Klara Baić
(Serbia)
Dr. Stevan Deneberg, a dentist, his wife, Hilda, a physician, and their two sons, Mirko and Paul, lived in Subotica in North Serbia, in the region of Vojvodina near the Hungarian border, which was under Hungarian rule from April 1941 until March 1944. Germany, in an attempt to preempt Hungary from negotiating with the Allies, then occupied all territories under Hungarian control. The Germans, with the help of the Hungarians, started rounding up and deporting the Jews to concentration camps. Mr. Deneberg was sent to forced labor, never to return. Mrs. Deneberg and her two sons were sent to the Subotica ghetto from where transports left for Auschwitz from May 1944 until June 16, 1944, at which time the ghetto was liquidated.
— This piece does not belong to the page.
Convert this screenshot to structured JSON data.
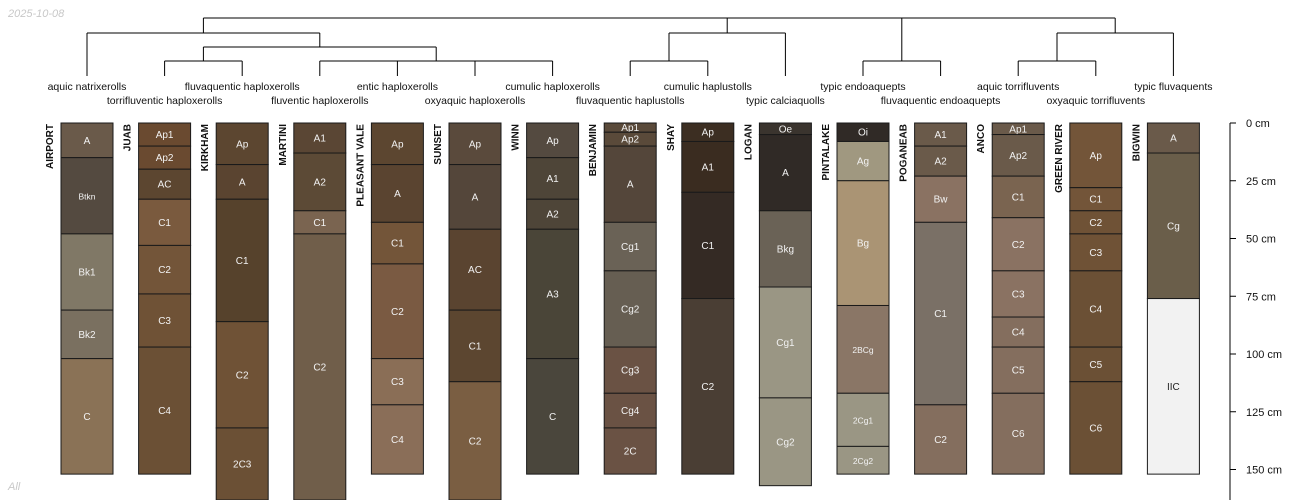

On that day, Mrs. Deneberg’s brother, exempt from deportation as he was married to a Serbian woman and carrying a false baptismal certificate, stole into the ghetto and with the help of his mother’s maid smuggled out Mirko, 11, and Paul, 8. He encountered great difficulty in his search for a place to hide them. He managed to find temporary refuge for them with his wife’s friends, but only for a day or two at a time. He found someone willing to take them in for a price, but the charge was an exorbitant sum that he could not afford.
The uncle turned for help to a priest, known to have ties with the partisans, and he recommended Klara Baić, a pious Christian and single mother to Margica, 12. She agreed to take the boys into her home and the uncle gave her a small stipend to help defray the cost of their upkeep. Mirko later recalled, “Klara shared everything with us and did everything to save us.” She took this decision to shelter the boys despite the warning of severe punishment for those found to be sheltering Jews.
Klara prepared a hiding place in the yard of her next-door neighbor in the event of a sudden house search or raid. In early September she moved, along with her daughter and the boys, to the home of her relative, where they remained until the liberation of the area in October 1944.
After the war, Mrs. Deneberg, who survived Auschwitz and returned to Subotica, moved with her son Mirko (later Michael Danber) to the United States. Paul Deneberg moved to Sweden.
On February 18, 2007, Yad Vashem recognized Klara Baić as Righteous Among the Nations.